O primeiro a conquistar pelo menos 1991 delegados garante a nomeação virtual como candidato do Partido Democrata às eleições presidenciais de Novembro contra Donald Trump.
As eleições do coronavírus
Mas as primárias do Partido Democrata ficaram marcadas pela pandemia do novo coronavírus, que levou ao cancelamento, na terça-feira, da votação no Ohio – outro importante estado do Midwest.
A poucas horas da abertura das mesas de voto, o governador do estado, Mike DeWine, apoiou-se numa declaração de ameaça para a saúde pública para suspender a votação. Nos outros três estados (Florida, Arizona e Illinois), as autoridades locais reforçaram as regras de segurança e decidiram manter as eleições.
O Ohio é já o quinto estado norte-americano a adiar as primárias este ano, depois da Georgia, Louisiana, Kentucky e Maryland.
Com a campanha dominada pela pandemia de coronavírus, sem comícios e sem espaço nos jornais para debater outros temas com profundidade, a candidatura de Bernie Sanders fica ainda mais limitada na sua resposta ao domínio de Joe Biden nas últimas duas semanas.
Por outro lado, o adiamento de eleições primárias em alguns estados (que pode continuar nos próximos dias) e o sucesso de Sanders na recolha de apoio financeiro podem dar-lhe espaço para se manter na corrida por mais tempo – Biden fica impedido de alargar o fosso de uma forma decisiva nos próximos tempos, sem poder contar com os delegados do Ohio e dos outros estados que adiaram as primárias, e Sanders pode querer continuar a somar o maior número de delegados possível para ter mais margem de manobra para negociar a nomeação.
Só que a dinâmica da corrida foi profundamente alterada nos últimos dias, e ninguém pode garantir que haverá uma convenção nacional do Partido Democrata em Julho – pelo menos, será difícil que ela decorra da forma tradicional, com milhares de pessoas reunidas num pavilhão durante quatro dias consecutivos.

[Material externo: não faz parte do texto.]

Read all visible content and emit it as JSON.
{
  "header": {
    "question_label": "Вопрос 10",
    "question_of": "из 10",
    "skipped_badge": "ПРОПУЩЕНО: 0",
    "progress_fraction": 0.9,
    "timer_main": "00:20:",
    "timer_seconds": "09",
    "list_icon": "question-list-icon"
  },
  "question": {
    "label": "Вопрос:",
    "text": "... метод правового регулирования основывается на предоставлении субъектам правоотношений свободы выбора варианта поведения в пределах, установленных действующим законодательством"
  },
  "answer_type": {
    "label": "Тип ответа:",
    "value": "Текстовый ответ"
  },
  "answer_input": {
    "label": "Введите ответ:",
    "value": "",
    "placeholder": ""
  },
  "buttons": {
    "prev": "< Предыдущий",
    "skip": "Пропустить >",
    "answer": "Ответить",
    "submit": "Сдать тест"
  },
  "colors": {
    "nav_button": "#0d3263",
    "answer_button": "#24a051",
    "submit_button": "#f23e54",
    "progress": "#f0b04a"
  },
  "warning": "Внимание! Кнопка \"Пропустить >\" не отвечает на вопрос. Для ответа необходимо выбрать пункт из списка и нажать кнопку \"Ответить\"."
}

Do lado da liderança do Partido Democrata e da campanha de Joe Biden, o desejo é que Bernie Sanders desista da corrida o mais rapidamente possível, para que o partido possa concentrar-se na oposição ao Presidente Donald Trump.
E as presidenciais?
A suspensão de eleições primárias por causa do novo coronavírus alimentou também uma discussão sobre a hipótese de as eleições presidenciais virem a ser adiadas. Mas, para que isso aconteça, não basta a vontade do Presidente dos Estados Unidos.
Os estados têm quase total autoridade sobre as eleições locais (Nova Iorque, por exemplo, suspendeu as eleições primárias para a câmara, que viriam a ser ganhas por Michael Bloomberg, no dia 11 de Setembro de 2001).
Mas as eleições presidenciais seguem uma lei federal de 1845. Para que a data possa ser alterada, será preciso modificar a lei – e isso só acontece com a aprovação das duas câmaras do Congresso e a assinatura do Presidente, e após um longo período de possível contestação nos tribunais até ao Supremo.
Para dificultar ainda mais a obtenção de um consenso político numa época de grande divisão entre o Partido Democrata e o Partido Republicano, a suspensão da data das presidenciais não seria suficiente para resolver o problema.
Depois disso, seria preciso marcar uma nova data, o que exigiria uma alteração não apenas à lei federal, mas também à própria Constituição – é lá que se exige a tomada de posse de um novo Congresso a 3 de Janeiro e de um Presidente a 20 de Janeiro.
Para que a Constituição dos Estados Unidos possa ser alterada, é necessário iniciar um processo longo e que poderia agravar ainda mais as divisões no país.
Em qualquer caso, é preciso que a Câmara dos Representantes e o Senado proponham uma emenda, aprovada com dois terços dos votos, e que três quartos dos 50 estados aprovem essa proposta; ou que três quartos dos 50 estados peçam ao Congresso que realize uma convenção constitucional, e que depois o mesmo número de estados aprove a proposta. Em ambas as situações, as decisões finais têm de ser tomadas ou por votação nos congressos de cada estado, ou em convenções especiais para ratificar a proposta de emenda.